While supercritical boiler technology has been in use for decades, most installations are in Europe and Asia with fewer plants, proportionally, in the U.S. This is changing however, with a growing number of gas- and coal-fired sites in North America. In addition to their efficiency, supercritical plants can change output more quickly than subcritical facilities and have larger operating output range than combined cycle facilities, allowing utilities to more easily modulate output to match demand.

Air pollution control

There are five major air pollutants that coal-fired plants need to control to stay within environmental regulations. Elm Road targets each using equipment that is exceptionally comprehensive:

  • SO x is neutralized in a wet flue gas desulfurization (FGD) scrubber using limestone slurry to react with sulfur compounds before they can create acid rain in the atmosphere;

  • NO x is neutralized using selective catalytic reduction (SCR) with ammonia injection and a catalyst bed to break down harmful compounds into nitrogen and water vapor;

  • Ash and other particulates are captured using a fabric filter (baghouse) and a wet electrostatic precipitator (ESP). Normally, only one or the other of these is used, but at Elm Road they have both;

  • Mercury is captured primarily in the scrubber, resulting in a 90% reduction, and;

  • CO 2 cannot be removed by normal technologies, however the output is mitigated by reducing overall fuel consumption.

“The really unique thing about the plant we are constructing is that it will be (to the best of our knowledge) the first plant in the country that contains an SCR, baghouse, wet FGD, and wet ESP on the same unit. The really unique part from a new plant point of view is the wet ESP,” says Barry McNulty, manager of media relations for We Energies.

Controlling the operation

As a new plant with no existing legacy equipment, We Energies, working with Bechtel Corp., the project’s engineering, procurement, and construction (EPC) contractor, was able to start with a clean slate and choose one platform for Elm Road’s control systems. Emerson Process Management’s PlantWeb digital plant architecture with the Ovation expert control system is expected to keep the operation on an even keel.

Supercritical installations can be tricky to operate and depend on having real-time temperature information from many measuring points. “Things happen very quickly on supercritical boilers,” says Dasch. “You have to monitor your field temperature, pressure, and flow devices very closely and know the state of your equipment in real-time. When that is combined with intelligent alarms and controls, you can utilize all the advantages of the boiler technology.”
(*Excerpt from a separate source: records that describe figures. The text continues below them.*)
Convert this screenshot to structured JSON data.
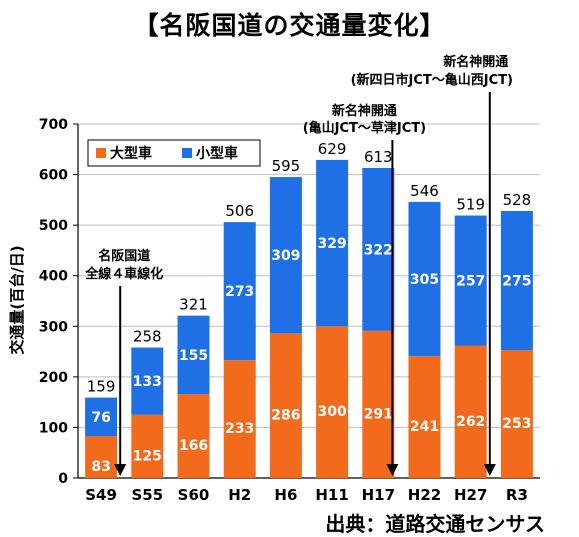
{
  "page": {
    "title": "【名阪国道の交通量変化】",
    "source": "出典：道路交通センサス"
  },
  "chart_data": {
    "type": "bar",
    "stacked": true,
    "title": "【名阪国道の交通量変化】",
    "xlabel": "",
    "ylabel": "交通量(百台/日)",
    "ylim": [
      0,
      700
    ],
    "yticks": [
      0,
      100,
      200,
      300,
      400,
      500,
      600,
      700
    ],
    "categories": [
      "S49",
      "S55",
      "S60",
      "H2",
      "H6",
      "H11",
      "H17",
      "H22",
      "H27",
      "R3"
    ],
    "series": [
      {
        "name": "大型車",
        "color": "#f26b1d",
        "values": [
          83,
          125,
          166,
          233,
          286,
          300,
          291,
          241,
          262,
          253
        ]
      },
      {
        "name": "小型車",
        "color": "#1f6fe5",
        "values": [
          76,
          133,
          155,
          273,
          309,
          329,
          322,
          305,
          257,
          275
        ]
      }
    ],
    "totals": [
      159,
      258,
      321,
      506,
      595,
      629,
      613,
      546,
      519,
      528
    ],
    "grid": true,
    "legend_position": "top-left",
    "annotations": [
      {
        "lines": [
          "名阪国道",
          "全線４車線化"
        ],
        "between": [
          "S49",
          "S55"
        ]
      },
      {
        "lines": [
          "新名神開通",
          "(亀山JCT～草津JCT)"
        ],
        "between": [
          "H17",
          "H22"
        ]
      },
      {
        "lines": [
          "新名神開通",
          "(新四日市JCT～亀山西JCT)"
        ],
        "between": [
          "H27",
          "R3"
        ]
      }
    ]
  }
}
When operating with as complex a pollution control system as Elm Road, the challenge is to keep the operations and maintenance budgets to a minimum by making the control system do most of the work. “PlantWeb makes it cost-effective and convenient to put the operations consoles for all the pollution control devices in one room rather than distributed around the plant,” says Tom Snowdon, performance improvement specialist for Emerson.

Looking ahead

Once the units are running, Elm Road will be a base-loaded facility, meaning it will operate around the clock for at least 7,400 hours per year, or 85% or greater availability. There will be two planned shutdowns and a small cushion for unexpected equipment outages. This should continue for the next 40 to 45 years.

“Our advanced control technology will help manage critical power generation processes that are central to Elm Road’s role as a clean, efficient, and affordable source of energy for the area,” says Bob Yeager, president of Emerson’s power and water solutions division. “We’re gratified to be involved in a project that will be integral to meeting the region’s electricity needs for years to come.”